Abstract: The goal of this paper is to use topological methods to compute $\mathrm{Ext}$ between irreducible representations of von Neumann regular monoids in which Green's $\mathscr L$- and $\mathscr J$-relations coincide (e.g., left regular bands). Our results subsume those of S.~Margolis, F.~Saliola, and B.~Steinberg, \emph{Combinatorial topology and the global dimension of algebras arising in combinatorics}, J. Eur. Math. Soc. (JEMS), \textbf{17}, 3037--3080 (2015).
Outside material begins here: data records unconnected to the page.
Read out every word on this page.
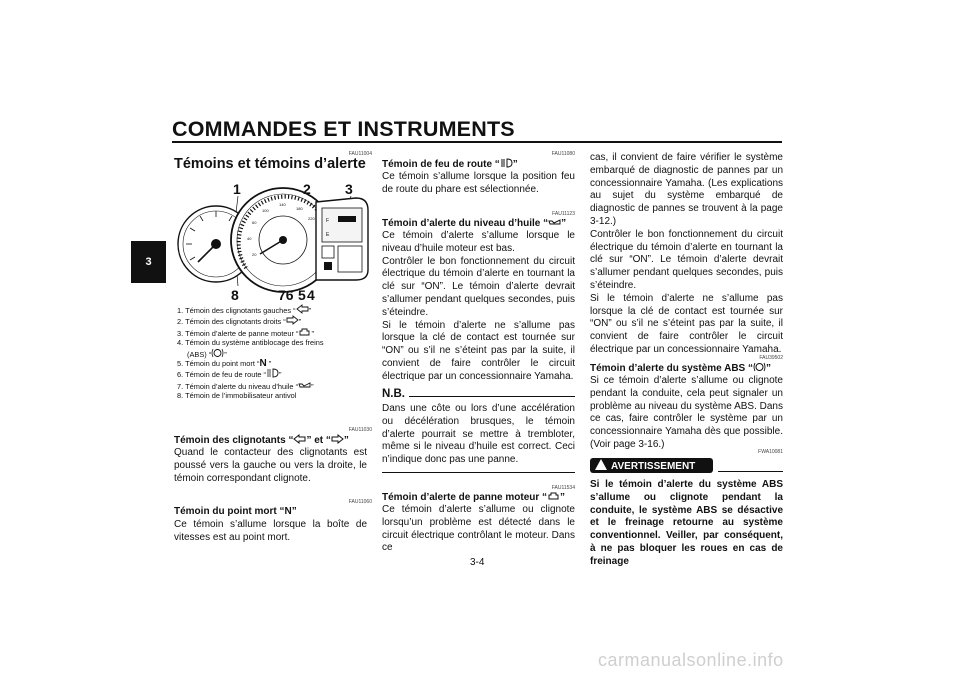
COMMANDES ET INSTRUMENTS
3
FAU11004
Témoins et témoins d’alerte
20
40
60
100
140
180
220 F
E
1	2 3
8	76 5 4
1. Témoin des clignotants gauches “ ”
2. Témoin des clignotants droits “ ”
3. Témoin d’alerte de panne moteur “ ”
4. Témoin du système antiblocage des freins
(ABS) “ ”
5. Témoin du point mort “N ”
6. Témoin de feu de route “ ”
7. Témoin d’alerte du niveau d’huile “ ”
8. Témoin de l’immobilisateur antivol
FAU11030
Témoin des clignotants “ ” et “ ”
Quand le contacteur des clignotants est poussé vers la gauche ou vers la droite, le témoin correspondant clignote.
FAU11060
Témoin du point mort “N”
Ce témoin s’allume lorsque la boîte de vitesses est au point mort.
FAU11080
Témoin de feu de route “ ”
Ce témoin s’allume lorsque la position feu de route du phare est sélectionnée.
FAU11123
Témoin d’alerte du niveau d’huile “ ”
Ce témoin d’alerte s’allume lorsque le niveau d’huile moteur est bas.
Contrôler le bon fonctionnement du circuit électrique du témoin d’alerte en tournant la clé sur “ON”. Le témoin d’alerte devrait s’allumer pendant quelques secondes, puis s’éteindre.
Si le témoin d’alerte ne s’allume pas lorsque la clé de contact est tournée sur “ON” ou s’il ne s’éteint pas par la suite, il convient de faire contrôler le circuit électrique par un concessionnaire Yamaha.
N.B.
Dans une côte ou lors d’une accélération ou décélération brusques, le témoin d’alerte pourrait se mettre à trembloter, même si le niveau d’huile est correct. Ceci n’indique donc pas une panne.
FAU11534
Témoin d’alerte de panne moteur “ ”
Ce témoin d’alerte s’allume ou clignote lorsqu’un problème est détecté dans le circuit électrique contrôlant le moteur. Dans ce
cas, il convient de faire vérifier le système embarqué de diagnostic de pannes par un concessionnaire Yamaha. (Les explications au sujet du système embarqué de diagnostic de pannes se trouvent à la page 3-12.)
Contrôler le bon fonctionnement du circuit électrique du témoin d’alerte en tournant la clé sur “ON”. Le témoin d’alerte devrait s’allumer pendant quelques secondes, puis s’éteindre.
Si le témoin d’alerte ne s’allume pas lorsque la clé de contact est tournée sur “ON” ou s’il ne s’éteint pas par la suite, il convient de faire contrôler le circuit électrique par un concessionnaire Yamaha.
FAU39502
Témoin d’alerte du système ABS “ ”
Si ce témoin d’alerte s’allume ou clignote pendant la conduite, cela peut signaler un problème au niveau du système ABS. Dans ce cas, faire contrôler le système par un concessionnaire Yamaha dès que possible. (Voir page 3-16.)
FWA10081
AVERTISSEMENT
Si le témoin d’alerte du système ABS s’allume ou clignote pendant la conduite, le système ABS se désactive et le freinage retourne au système conventionnel. Veiller, par conséquent, à ne pas bloquer les roues en cas de freinage
3-4
carmanualsonline.info
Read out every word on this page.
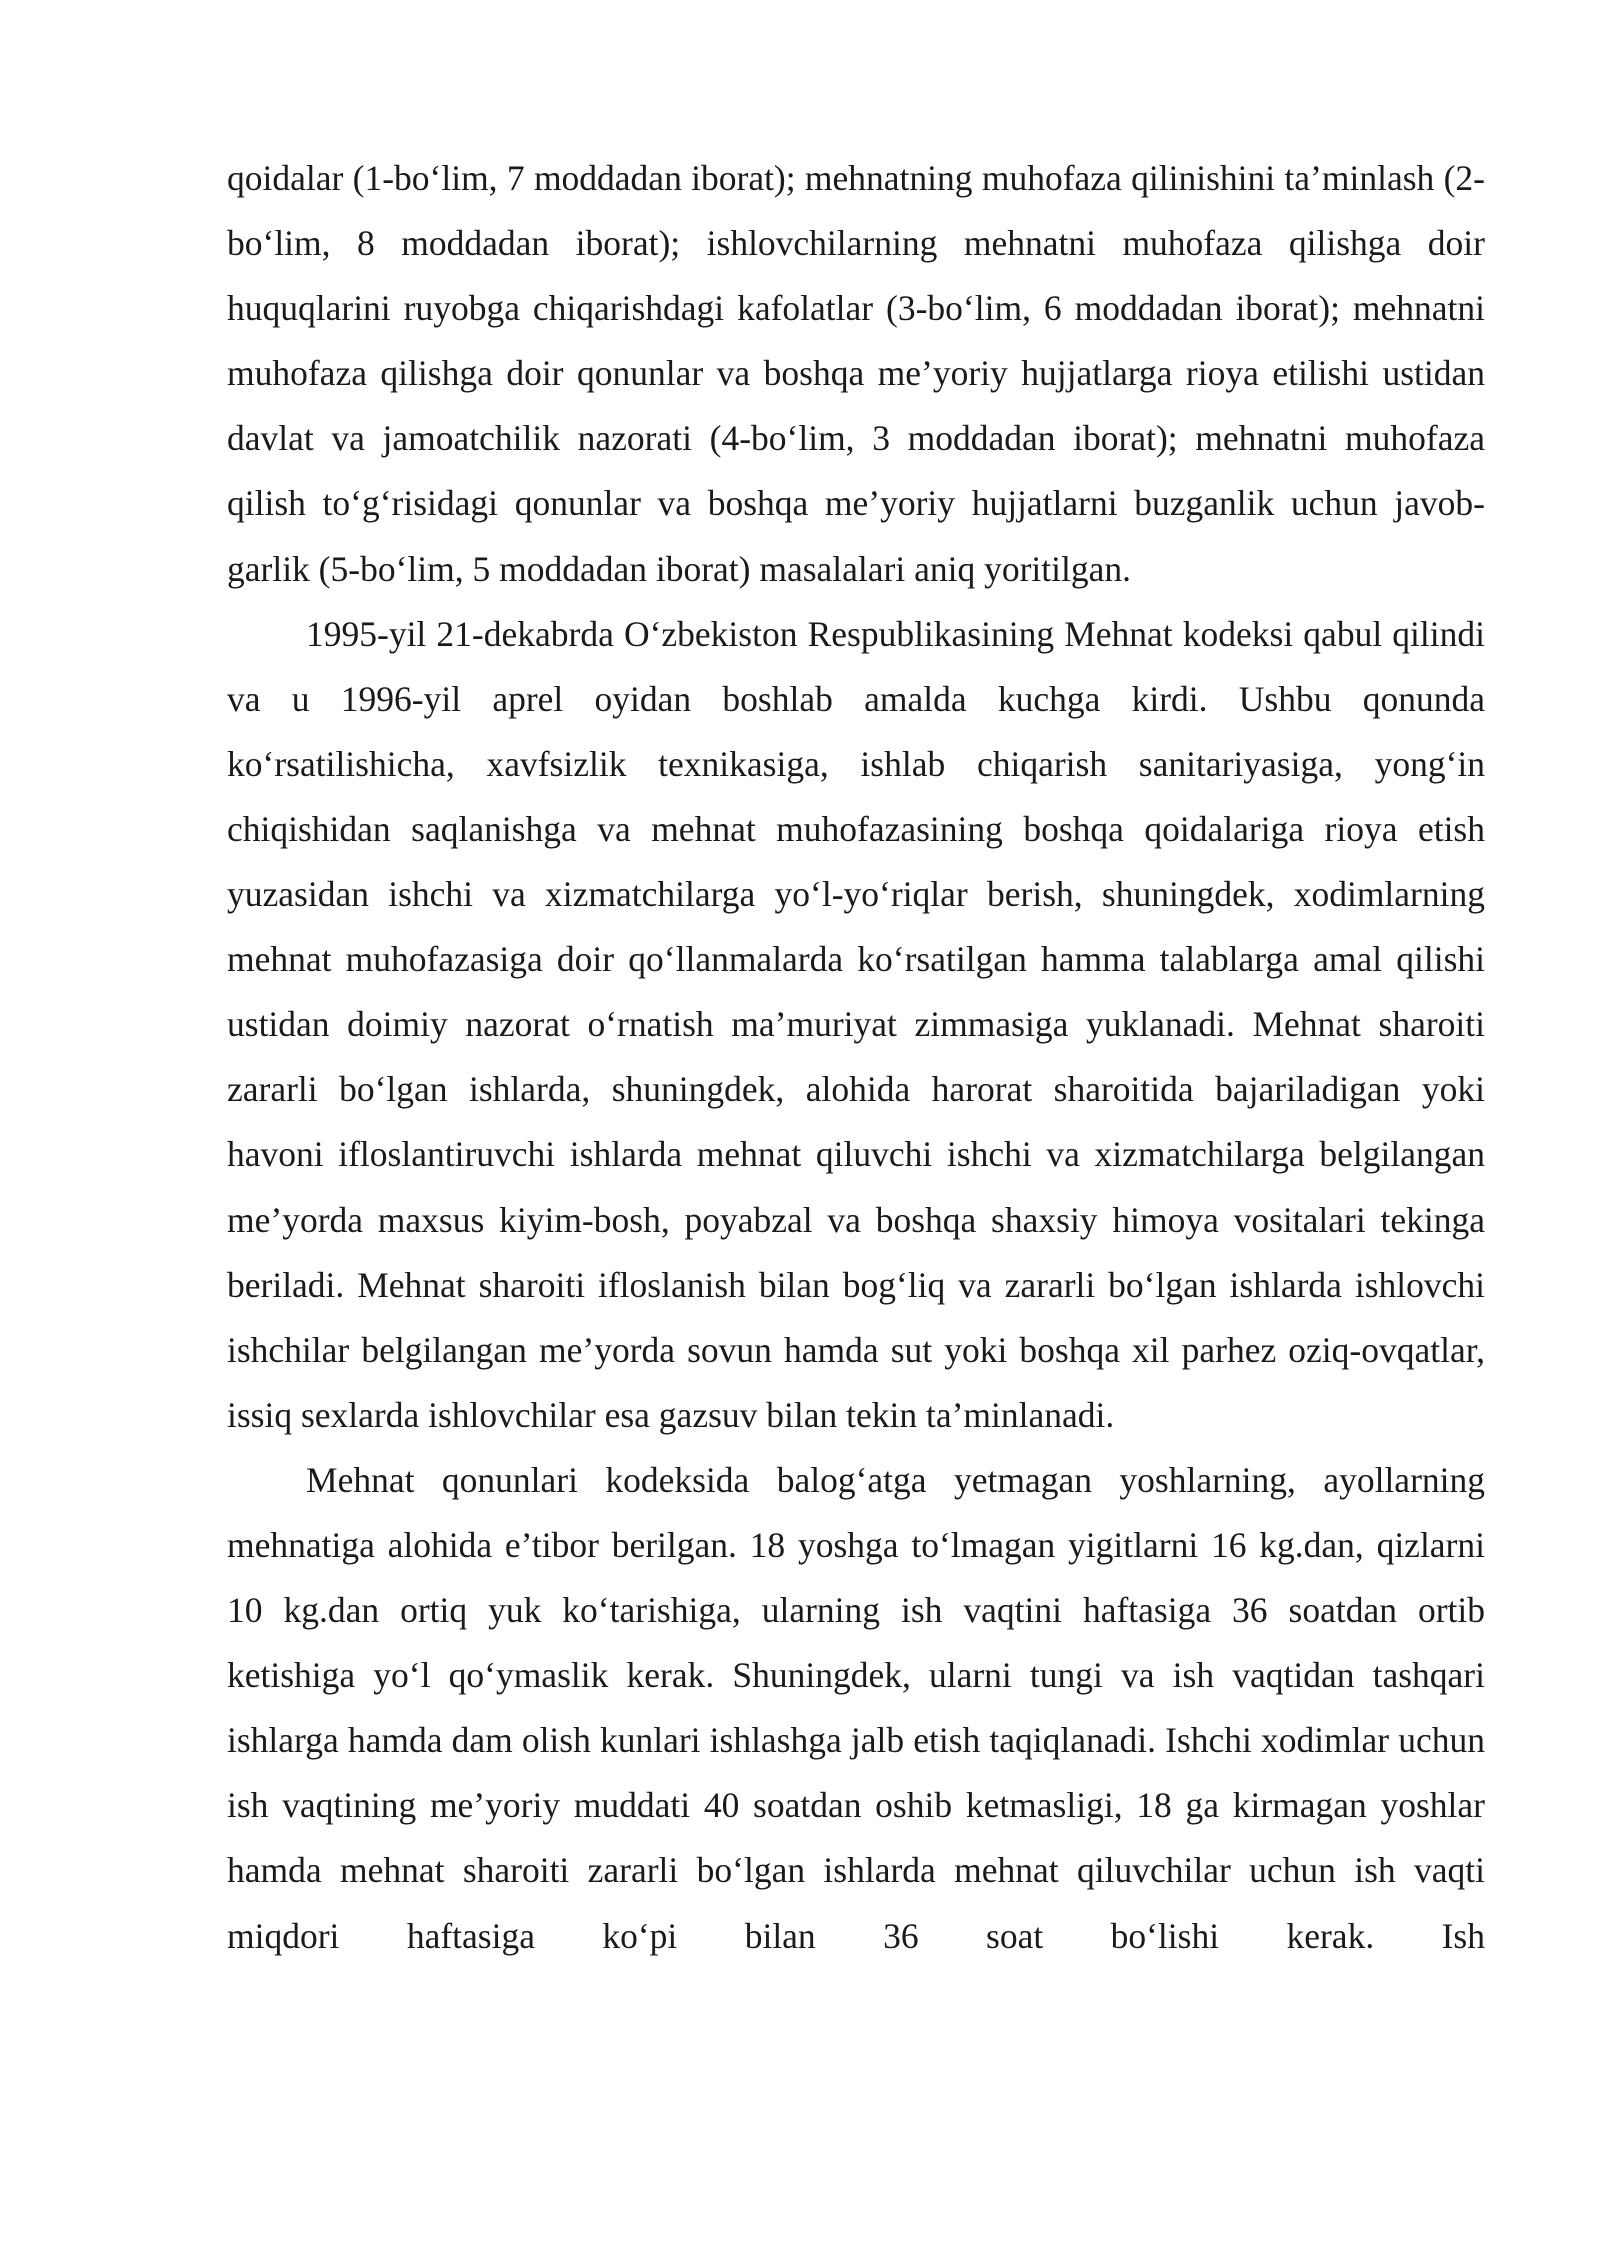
qoidalar (1-bo‘lim, 7 moddadan iborat); mehnatning muhofaza qilinishini ta’minlash (2-bo‘lim, 8 moddadan iborat); ishlovchilarning mehnatni muhofaza qilishga doir huquqlarini ruyobga chiqarishdagi kafolatlar (3-bo‘lim, 6 moddadan iborat); mehnatni muhofaza qilishga doir qonunlar va boshqa me’yoriy hujjatlarga rioya etilishi ustidan davlat va jamoatchilik nazorati (4-bo‘lim, 3 moddadan iborat); mehnatni muhofaza qilish to‘g‘risidagi qonunlar va boshqa me’yoriy hujjatlarni buzganlik uchun javob-garlik (5-bo‘lim, 5 moddadan iborat) masalalari aniq yoritilgan.

1995-yil 21-dekabrda O‘zbekiston Respublikasining Mehnat kodeksi qabul qilindi va u 1996-yil aprel oyidan boshlab amalda kuchga kirdi. Ushbu qonunda ko‘rsatilishicha, xavfsizlik texnikasiga, ishlab chiqarish sanitariyasiga, yong‘in chiqishidan saqlanishga va mehnat muhofazasining boshqa qoidalariga rioya etish yuzasidan ishchi va xizmatchilarga yo‘l-yo‘riqlar berish, shuningdek, xodimlarning mehnat muhofazasiga doir qo‘llanmalarda ko‘rsatilgan hamma talablarga amal qilishi ustidan doimiy nazorat o‘rnatish ma’muriyat zimmasiga yuklanadi. Mehnat sharoiti zararli bo‘lgan ishlarda, shuningdek, alohida harorat sharoitida bajariladigan yoki havoni ifloslantiruvchi ishlarda mehnat qiluvchi ishchi va xizmatchilarga belgilangan me’yorda maxsus kiyim-bosh, poyabzal va boshqa shaxsiy himoya vositalari tekinga beriladi. Mehnat sharoiti ifloslanish bilan bog‘liq va zararli bo‘lgan ishlarda ishlovchi ishchilar belgilangan me’yorda sovun hamda sut yoki boshqa xil parhez oziq-ovqatlar, issiq sexlarda ishlovchilar esa gazsuv bilan tekin ta’minlanadi.

Mehnat qonunlari kodeksida balog‘atga yetmagan yoshlarning, ayollarning mehnatiga alohida e’tibor berilgan. 18 yoshga to‘lmagan yigitlarni 16 kg.dan, qizlarni 10 kg.dan ortiq yuk ko‘tarishiga, ularning ish vaqtini haftasiga 36 soatdan ortib ketishiga yo‘l qo‘ymaslik kerak. Shuningdek, ularni tungi va ish vaqtidan tashqari ishlarga hamda dam olish kunlari ishlashga jalb etish taqiqlanadi. Ishchi xodimlar uchun ish vaqtining me’yoriy muddati 40 soatdan oshib ketmasligi, 18 ga kirmagan yoshlar hamda mehnat sharoiti zararli bo‘lgan ishlarda mehnat qiluvchilar uchun ish vaqti miqdori haftasiga ko‘pi bilan 36 soat bo‘lishi kerak. Ish
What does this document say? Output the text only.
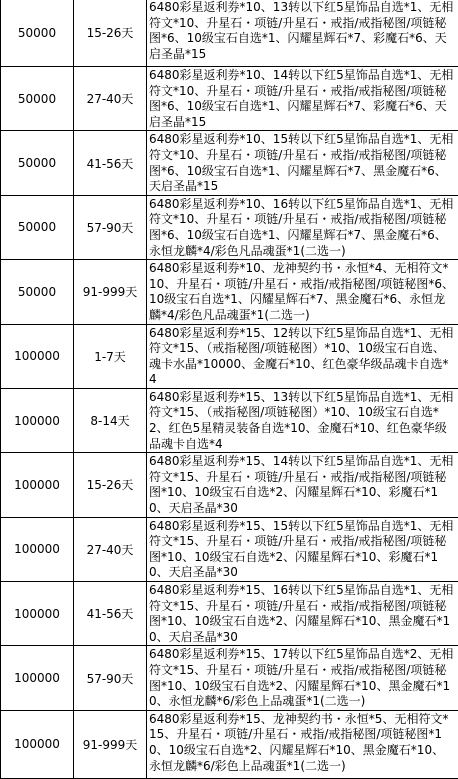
50000	15-26天	6480彩星返利券*10、13转以下红5星饰品自选*1、无相符文*10、升星石・项链/升星石・戒指/戒指秘图/项链秘图*6、10级宝石自选*1、闪耀星辉石*7、彩魔石*6、天启圣晶*15
50000	27-40天	6480彩星返利券*10、14转以下红5星饰品自选*1、无相符文*10、升星石・项链/升星石・戒指/戒指秘图/项链秘图*6、10级宝石自选*1、闪耀星辉石*7、彩魔石*6、天启圣晶*15
50000	41-56天	6480彩星返利券*10、15转以下红5星饰品自选*1、无相符文*10、升星石・项链/升星石・戒指/戒指秘图/项链秘图*6、10级宝石自选*1、闪耀星辉石*7、黑金魔石*6、天启圣晶*15
50000	57-90天	6480彩星返利券*10、16转以下红5星饰品自选*1、无相符文*10、升星石・项链/升星石・戒指/戒指秘图/项链秘图*6、10级宝石自选*1、闪耀星辉石*7、黑金魔石*6、永恒龙麟*4/彩色凡品魂蛋*1(二选一)
50000	91-999天	6480彩星返利券*10、龙神契约书・永恒*4、无相符文*10、升星石・项链/升星石・戒指/戒指秘图/项链秘图*6、10级宝石自选*1、闪耀星辉石*7、黑金魔石*6、永恒龙麟*4/彩色凡品魂蛋*1(二选一)
100000	1-7天	6480彩星返利券*15、12转以下红5星饰品自选*1、无相符文*15、（戒指秘图/项链秘图）*10、10级宝石自选、魂卡水晶*10000、金魔石*10、红色豪华级品魂卡自选*4
100000	8-14天	6480彩星返利券*15、13转以下红5星饰品自选*1、无相符文*15、（戒指秘图/项链秘图）*10、10级宝石自选*2、红色5星精灵装备自选*10、金魔石*10、红色豪华级品魂卡自选*4
100000	15-26天	6480彩星返利券*15、14转以下红5星饰品自选*1、无相符文*15、升星石・项链/升星石・戒指/戒指秘图/项链秘图*10、10级宝石自选*2、闪耀星辉石*10、彩魔石*10、天启圣晶*30
100000	27-40天	6480彩星返利券*15、15转以下红5星饰品自选*1、无相符文*15、升星石・项链/升星石・戒指/戒指秘图/项链秘图*10、10级宝石自选*2、闪耀星辉石*10、彩魔石*10、天启圣晶*30
100000	41-56天	6480彩星返利券*15、16转以下红5星饰品自选*1、无相符文*15、升星石・项链/升星石・戒指/戒指秘图/项链秘图*10、10级宝石自选*2、闪耀星辉石*10、黑金魔石*10、天启圣晶*30
100000	57-90天	6480彩星返利券*15、17转以下红5星饰品自选*2、无相符文*15、升星石・项链/升星石・戒指/戒指秘图/项链秘图*10、10级宝石自选*2、闪耀星辉石*10、黑金魔石*10、永恒龙麟*6/彩色上品魂蛋*1(二选一)
100000	91-999天	6480彩星返利券*15、龙神契约书・永恒*5、无相符文*15、升星石・项链/升星石・戒指/戒指秘图/项链秘图*10、10级宝石自选*2、闪耀星辉石*10、黑金魔石*10、永恒龙麟*6/彩色上品魂蛋*1(二选一)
Applications include computing $\mathrm{Ext}$ between arbitrary simple modules and computing a quiver presentation for the algebra of Hsiao's monoid of ordered $G$-partitions (connected to the Mantaci-Reutenauer descent algebra for the wreath product $G\wr S_n$). We show that this algebra is Koszul, compute its Koszul dual and compute minimal projective resolutions of all the simple modules using topology. More generally, these results work for CW left regular bands of abelian groups. These results generalize the results of S.~Margolis, F.~V. Saliola, and B.~Steinberg. \emph{Cell complexes, poset topology and the representation theory of algebras arising in algebraic combinatorics and discrete geometry}, Mem. Amer. Math. Soc., \textbf{274}, 1--135, (2021).